La fermeté du gouvernement face aux manifestations contre la réforme des retraites est surprenante. On ne sait pas si elle cache une fragilité interne ou si Jean-Pierre Raffarin ira au bout de son projet quoi qu'il en coûte.
Car s'il y va, il en coûtera. Certes, François Fillon a obtenu la signature de la CFDT, dont la cohésion interne est elle-même menacée par l'agitation des militants qui ne sont pas du tout d'accord avec leur chef. Certes, les manifestants - et plus particulièrement les enseignants - se sont livrés à un travail de désinformation qui en aura bouché un coin à ce grand communicateur qu'est M. Raffarin. Certes, l'autodafé du livre de Luc Ferry ne place pas les profs sous leur meilleur jour. Certes, Marc Blondel, le Monsieur niet du syndicalisme, n'envisage pas de grève générale. Certes, les alternatives à la réforme, toutes axées sur une taxation accrue, ne sont pas économiquement crédibles. Certes, il n'est pas sûr que ceux qui manifestent, aussi nombreux qu'ils soient, représentent une majorité. Mais enfin le Premier ministre est un peu dans la position où se trouvait Tony Blair il y a quelques semaines : il fait une politique rejetée par le plus grand nombre de ses concitoyens.
Une stratégie évidente
MM. Raffarin, Fillon et Ferry mettent en uvre une stratégie qui n'est pas secrète : ils estiment que la phase sociale du conflit est passée, que tout a été dit entre le gouvernement et les syndicats et qu'il appartient maintenant au Parlement de se prononcer. Quand M. Blondel refuse de « politiser » la crise, le gouvernement lui répond le contraire. Le mois de juin sera chaotique, la loi sera néanmoins adoptée et les vacances auront ensuite leur effet traditionnellement apaisant. A la rentrée, la réforme des retraites sera digérée.

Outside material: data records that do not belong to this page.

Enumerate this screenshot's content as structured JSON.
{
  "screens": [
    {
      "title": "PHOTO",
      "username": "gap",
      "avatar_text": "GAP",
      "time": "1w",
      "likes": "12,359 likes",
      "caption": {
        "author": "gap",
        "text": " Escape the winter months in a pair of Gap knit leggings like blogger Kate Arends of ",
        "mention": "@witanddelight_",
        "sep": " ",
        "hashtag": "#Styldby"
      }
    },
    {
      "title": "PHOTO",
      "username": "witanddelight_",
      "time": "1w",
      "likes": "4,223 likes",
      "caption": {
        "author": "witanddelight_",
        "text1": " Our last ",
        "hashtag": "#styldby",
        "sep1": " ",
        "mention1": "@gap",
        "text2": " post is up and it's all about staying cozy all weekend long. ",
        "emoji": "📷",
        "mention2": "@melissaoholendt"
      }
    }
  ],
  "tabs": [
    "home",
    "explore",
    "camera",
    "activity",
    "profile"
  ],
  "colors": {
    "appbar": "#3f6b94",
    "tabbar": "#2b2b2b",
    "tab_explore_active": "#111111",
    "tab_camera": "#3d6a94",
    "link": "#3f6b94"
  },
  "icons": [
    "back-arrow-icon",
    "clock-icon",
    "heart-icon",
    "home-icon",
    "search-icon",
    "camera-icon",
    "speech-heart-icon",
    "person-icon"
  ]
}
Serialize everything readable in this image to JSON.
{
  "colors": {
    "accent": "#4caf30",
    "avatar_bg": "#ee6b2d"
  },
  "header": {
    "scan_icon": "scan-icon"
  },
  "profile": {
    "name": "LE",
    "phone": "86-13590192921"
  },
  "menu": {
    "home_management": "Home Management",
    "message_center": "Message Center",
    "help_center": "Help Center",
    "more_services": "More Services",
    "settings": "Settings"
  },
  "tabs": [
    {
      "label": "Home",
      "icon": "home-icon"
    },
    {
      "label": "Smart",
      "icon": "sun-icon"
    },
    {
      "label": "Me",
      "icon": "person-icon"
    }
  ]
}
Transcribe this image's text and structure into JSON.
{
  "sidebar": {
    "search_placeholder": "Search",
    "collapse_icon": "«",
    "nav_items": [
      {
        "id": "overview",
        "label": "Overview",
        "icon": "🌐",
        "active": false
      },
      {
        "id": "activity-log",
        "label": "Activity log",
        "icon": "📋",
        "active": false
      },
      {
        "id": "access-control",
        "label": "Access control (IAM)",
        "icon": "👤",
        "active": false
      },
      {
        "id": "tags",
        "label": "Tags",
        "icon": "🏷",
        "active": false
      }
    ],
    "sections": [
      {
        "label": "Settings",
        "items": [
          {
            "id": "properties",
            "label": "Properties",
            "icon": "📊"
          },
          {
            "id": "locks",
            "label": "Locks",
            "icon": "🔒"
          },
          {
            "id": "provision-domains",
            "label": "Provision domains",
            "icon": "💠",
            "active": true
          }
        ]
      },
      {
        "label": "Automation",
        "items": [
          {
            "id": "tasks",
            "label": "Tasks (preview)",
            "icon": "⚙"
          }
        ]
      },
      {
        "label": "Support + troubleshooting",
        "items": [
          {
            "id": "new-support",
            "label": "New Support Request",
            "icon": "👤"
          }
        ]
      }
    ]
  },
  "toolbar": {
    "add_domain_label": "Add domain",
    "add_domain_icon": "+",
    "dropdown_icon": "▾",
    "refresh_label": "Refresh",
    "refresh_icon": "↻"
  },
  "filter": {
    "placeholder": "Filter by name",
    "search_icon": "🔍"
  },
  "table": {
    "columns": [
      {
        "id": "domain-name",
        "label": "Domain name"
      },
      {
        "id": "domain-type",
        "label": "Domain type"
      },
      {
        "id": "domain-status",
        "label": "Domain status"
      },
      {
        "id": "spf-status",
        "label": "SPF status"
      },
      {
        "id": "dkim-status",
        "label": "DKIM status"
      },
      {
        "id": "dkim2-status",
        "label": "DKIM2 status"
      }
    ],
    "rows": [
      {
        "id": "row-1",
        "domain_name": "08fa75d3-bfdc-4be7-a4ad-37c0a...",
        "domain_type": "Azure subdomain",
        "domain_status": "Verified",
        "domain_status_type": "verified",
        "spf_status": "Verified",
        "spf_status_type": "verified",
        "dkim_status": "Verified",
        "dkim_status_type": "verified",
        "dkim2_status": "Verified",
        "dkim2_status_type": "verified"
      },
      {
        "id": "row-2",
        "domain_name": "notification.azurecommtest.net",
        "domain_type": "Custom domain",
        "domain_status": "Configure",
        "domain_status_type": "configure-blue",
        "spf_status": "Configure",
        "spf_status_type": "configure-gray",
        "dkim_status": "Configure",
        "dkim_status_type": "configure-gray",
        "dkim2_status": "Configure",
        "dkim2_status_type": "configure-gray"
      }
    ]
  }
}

C'est un plan que peuvent contrecarrer beaucoup d'événements. Trop heureuse de trouver un os à ronger, la gauche désunie se rassemble contre le projet, en rajoute sans vergogne, prend la tête des défilés. Depuis sa défaite, elle s'est radicalisée. Elle rejoint l'idée d'un financement des retraites par une taxation accrue du capital. Et d'ailleurs, Elisabeth Guigou rappelle que le gouvernement Jospin a créé à cet effet une taxe de 0,2 % sur tous les revenus. Le gouvernement précédent parlait d'une cagnotte de mille milliards de francs en 2020. C'est le même gouvernement qui a utilisé le produit de la CRDS, censée rembourser la dette nationale au titre des déficits de l'assurance-maladie, à d'autres fins budgétaires. Le fonds de retraite subira le même sort avant 2020 et, de toute façon, comme l'a expliqué François Fillon, le capital doit servir aux investissements, donc aux créations d'emplois, pas à payer les retraites. On ne peut pas continuer à augmenter indéfiniment le niveau des prélèvements obligatoires, il est déjà intolérable. Enfin, il n'y a pas que les retraites, il y a aussi la santé, et Jean-François Mattei ne peut plus écarter une hausse de la CSG pour combler les 10 milliards d'euros de déficit de l'assurance-maladie pour 2002 et 2003. En d'autres termes, la hausse des prélèvements accompagnera la prolongation des carrières, en dépit de la volonté du gouvernement de réduire les dépenses de l'Etat.
Pas d'alternative
La réforme des retraites est indispensable et inéluctable. Tous ceux qui préconisent de ramener le nombre des années de cotisations à 37,5 ans, de taxer le capital ou les revenus du capital, d'augmenter encore les dépenses de l'Etat proposent en fait la disparition à terme du régime par répartition. Tous ceux qui présentent leur vie professionnelle comme un enfer ont oublié les drames historiques que le pays a vécus plus récemment qu'ils ne le croient et que, ce qui compte, c'est moins la retraite que la hausse du niveau de vie et la disparition du chômage. Mais, pour gouverner, il ne suffit pas d'avoir raison. Il faut convaincre une majorité de Français.